Wu So, as if dumbfounded, let out a hollow laugh.

“And so because you trained in the Tang Clan’s Medical Division, you know of a treatment even the Divine Physician did not?”
He meant: something even a descendant of Yeonjuda did not know—how could mere you know it?
Despite the sarcasm, Sohwa’s expression did not change. With a face so cold as to seem unfeeling, she delivered her answer evenly.
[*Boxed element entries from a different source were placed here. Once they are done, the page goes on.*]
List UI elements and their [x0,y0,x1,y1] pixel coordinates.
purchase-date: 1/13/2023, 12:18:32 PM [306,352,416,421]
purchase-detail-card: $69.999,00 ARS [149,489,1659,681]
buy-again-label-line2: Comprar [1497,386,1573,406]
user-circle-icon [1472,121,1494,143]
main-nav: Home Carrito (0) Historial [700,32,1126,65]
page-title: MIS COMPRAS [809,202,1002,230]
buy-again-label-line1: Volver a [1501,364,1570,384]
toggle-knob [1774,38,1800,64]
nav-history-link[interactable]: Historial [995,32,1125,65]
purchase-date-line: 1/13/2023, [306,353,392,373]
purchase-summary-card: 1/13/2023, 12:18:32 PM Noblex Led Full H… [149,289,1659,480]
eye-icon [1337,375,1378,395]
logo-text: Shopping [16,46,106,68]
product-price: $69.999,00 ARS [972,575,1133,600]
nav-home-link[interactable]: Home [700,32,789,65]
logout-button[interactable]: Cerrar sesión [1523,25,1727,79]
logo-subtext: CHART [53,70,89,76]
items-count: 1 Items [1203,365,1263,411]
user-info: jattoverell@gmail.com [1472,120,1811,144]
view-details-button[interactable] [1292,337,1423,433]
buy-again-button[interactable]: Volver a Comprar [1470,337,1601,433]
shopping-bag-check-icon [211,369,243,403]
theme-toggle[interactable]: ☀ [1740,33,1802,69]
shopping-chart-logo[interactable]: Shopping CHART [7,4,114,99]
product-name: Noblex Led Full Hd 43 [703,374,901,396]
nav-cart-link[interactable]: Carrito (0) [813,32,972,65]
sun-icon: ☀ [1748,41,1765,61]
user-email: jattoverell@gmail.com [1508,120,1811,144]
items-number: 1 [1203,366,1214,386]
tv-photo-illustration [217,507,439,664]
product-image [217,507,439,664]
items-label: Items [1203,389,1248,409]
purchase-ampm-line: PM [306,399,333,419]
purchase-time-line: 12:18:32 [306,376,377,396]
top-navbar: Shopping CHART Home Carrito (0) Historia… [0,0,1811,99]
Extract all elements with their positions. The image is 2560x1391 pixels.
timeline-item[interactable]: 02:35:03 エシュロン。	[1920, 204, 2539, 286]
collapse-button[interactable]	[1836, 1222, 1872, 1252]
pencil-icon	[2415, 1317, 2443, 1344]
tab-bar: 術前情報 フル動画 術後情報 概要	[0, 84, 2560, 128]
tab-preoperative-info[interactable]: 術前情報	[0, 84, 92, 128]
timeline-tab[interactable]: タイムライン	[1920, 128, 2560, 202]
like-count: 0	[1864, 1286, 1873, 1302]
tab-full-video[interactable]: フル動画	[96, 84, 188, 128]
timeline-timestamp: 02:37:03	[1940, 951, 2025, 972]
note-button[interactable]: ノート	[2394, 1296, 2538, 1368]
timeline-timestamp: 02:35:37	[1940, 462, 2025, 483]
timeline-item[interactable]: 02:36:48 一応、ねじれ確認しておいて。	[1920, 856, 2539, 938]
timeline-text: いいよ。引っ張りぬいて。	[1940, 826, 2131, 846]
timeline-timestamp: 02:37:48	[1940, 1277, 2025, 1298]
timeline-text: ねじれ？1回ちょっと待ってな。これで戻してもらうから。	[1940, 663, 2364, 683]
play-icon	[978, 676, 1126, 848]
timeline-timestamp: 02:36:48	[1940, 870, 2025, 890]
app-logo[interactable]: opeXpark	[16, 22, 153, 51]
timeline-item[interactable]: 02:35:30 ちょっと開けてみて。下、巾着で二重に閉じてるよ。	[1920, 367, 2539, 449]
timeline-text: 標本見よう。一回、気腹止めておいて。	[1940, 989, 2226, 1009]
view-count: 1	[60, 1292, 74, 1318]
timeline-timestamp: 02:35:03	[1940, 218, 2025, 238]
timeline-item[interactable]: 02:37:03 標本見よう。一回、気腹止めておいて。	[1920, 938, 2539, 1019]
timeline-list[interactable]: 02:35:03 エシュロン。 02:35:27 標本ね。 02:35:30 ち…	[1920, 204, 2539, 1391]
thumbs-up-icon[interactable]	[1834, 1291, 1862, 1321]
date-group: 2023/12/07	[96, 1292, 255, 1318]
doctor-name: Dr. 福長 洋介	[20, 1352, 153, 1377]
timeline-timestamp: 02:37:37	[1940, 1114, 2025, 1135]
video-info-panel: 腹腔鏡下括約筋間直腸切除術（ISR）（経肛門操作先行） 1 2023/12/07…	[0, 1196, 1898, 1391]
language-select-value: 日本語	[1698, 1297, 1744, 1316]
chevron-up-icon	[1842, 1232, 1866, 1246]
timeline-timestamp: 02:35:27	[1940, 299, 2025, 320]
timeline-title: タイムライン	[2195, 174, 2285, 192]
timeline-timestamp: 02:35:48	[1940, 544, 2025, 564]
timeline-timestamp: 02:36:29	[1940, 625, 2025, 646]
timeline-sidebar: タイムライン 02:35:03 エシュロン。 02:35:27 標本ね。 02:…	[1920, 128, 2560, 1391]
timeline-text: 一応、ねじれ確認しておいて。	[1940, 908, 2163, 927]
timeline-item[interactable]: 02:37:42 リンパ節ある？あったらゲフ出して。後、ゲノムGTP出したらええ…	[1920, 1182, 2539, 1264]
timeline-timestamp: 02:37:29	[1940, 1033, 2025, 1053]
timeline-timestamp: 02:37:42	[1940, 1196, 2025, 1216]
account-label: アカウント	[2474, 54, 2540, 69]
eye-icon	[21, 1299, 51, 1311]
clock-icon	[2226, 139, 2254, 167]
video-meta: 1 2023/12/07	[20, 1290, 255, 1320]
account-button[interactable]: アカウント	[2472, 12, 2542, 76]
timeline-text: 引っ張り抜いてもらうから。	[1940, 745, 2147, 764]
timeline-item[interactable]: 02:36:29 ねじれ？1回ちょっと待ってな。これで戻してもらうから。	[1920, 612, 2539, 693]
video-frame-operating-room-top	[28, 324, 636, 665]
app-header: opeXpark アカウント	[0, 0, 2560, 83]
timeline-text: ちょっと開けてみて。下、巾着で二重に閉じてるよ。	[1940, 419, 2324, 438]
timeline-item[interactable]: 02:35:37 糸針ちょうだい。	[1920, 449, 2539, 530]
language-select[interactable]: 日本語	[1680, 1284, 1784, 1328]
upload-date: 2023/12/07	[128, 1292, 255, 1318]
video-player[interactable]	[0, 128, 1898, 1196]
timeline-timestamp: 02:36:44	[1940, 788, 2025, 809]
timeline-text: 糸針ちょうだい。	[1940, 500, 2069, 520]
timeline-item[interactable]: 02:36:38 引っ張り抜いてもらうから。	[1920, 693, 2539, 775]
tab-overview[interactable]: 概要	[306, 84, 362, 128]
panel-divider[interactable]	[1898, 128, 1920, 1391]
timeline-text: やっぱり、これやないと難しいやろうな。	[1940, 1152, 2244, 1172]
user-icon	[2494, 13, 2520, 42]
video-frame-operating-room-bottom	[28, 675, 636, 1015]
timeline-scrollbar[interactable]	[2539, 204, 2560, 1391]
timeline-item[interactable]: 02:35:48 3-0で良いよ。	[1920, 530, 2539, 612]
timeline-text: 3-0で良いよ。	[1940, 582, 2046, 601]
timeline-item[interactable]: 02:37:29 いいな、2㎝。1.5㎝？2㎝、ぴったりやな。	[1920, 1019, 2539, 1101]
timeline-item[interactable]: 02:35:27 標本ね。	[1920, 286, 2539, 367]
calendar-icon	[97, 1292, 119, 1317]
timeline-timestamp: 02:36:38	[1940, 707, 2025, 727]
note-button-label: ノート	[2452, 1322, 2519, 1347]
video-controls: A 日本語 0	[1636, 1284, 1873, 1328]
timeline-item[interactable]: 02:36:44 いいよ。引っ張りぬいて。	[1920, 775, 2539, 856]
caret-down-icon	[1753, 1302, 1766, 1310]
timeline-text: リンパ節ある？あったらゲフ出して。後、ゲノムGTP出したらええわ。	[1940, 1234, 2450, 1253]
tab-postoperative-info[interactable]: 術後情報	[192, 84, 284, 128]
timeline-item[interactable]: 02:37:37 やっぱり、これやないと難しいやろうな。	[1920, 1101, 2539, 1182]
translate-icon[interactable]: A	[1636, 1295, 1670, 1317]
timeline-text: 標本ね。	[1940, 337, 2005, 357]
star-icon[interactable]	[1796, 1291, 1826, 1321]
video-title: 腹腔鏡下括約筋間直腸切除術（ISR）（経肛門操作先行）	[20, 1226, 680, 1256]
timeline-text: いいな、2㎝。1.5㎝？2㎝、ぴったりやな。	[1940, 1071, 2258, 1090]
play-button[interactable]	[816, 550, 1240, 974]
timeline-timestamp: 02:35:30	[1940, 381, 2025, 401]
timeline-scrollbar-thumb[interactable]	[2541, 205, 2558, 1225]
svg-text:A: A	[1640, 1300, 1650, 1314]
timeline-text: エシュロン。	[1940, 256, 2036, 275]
“The reason the Tang Clan’s Medical Division is large is not because it has many physicians, but because it stores countless secret texts within.”
Boldly, the Tang Clan’s eldest daughter extolled her family’s Medical Division and went on:
“If you ask how I knew, from merely looking at the Daoist’s symptoms, that he was struck by Heat Art—I cannot answer. If I must choose between another sect’s disciple’s life and the Tang Clan’s rules, I must of course choose the latter. Thus, Zhenren Wu So must be the one to judge.”

Handing the leaf to the silent Wu So, Sohwa asked:
“And tell me—would anyone offer up precious Binggeukjicho for a matter that cannot be assured?”
In truth, Wu So no longer had a choice.

Should they not try something, anything?
Gazing at the dry leaf in Sohwa’s hand, Wu So finally opened his mouth.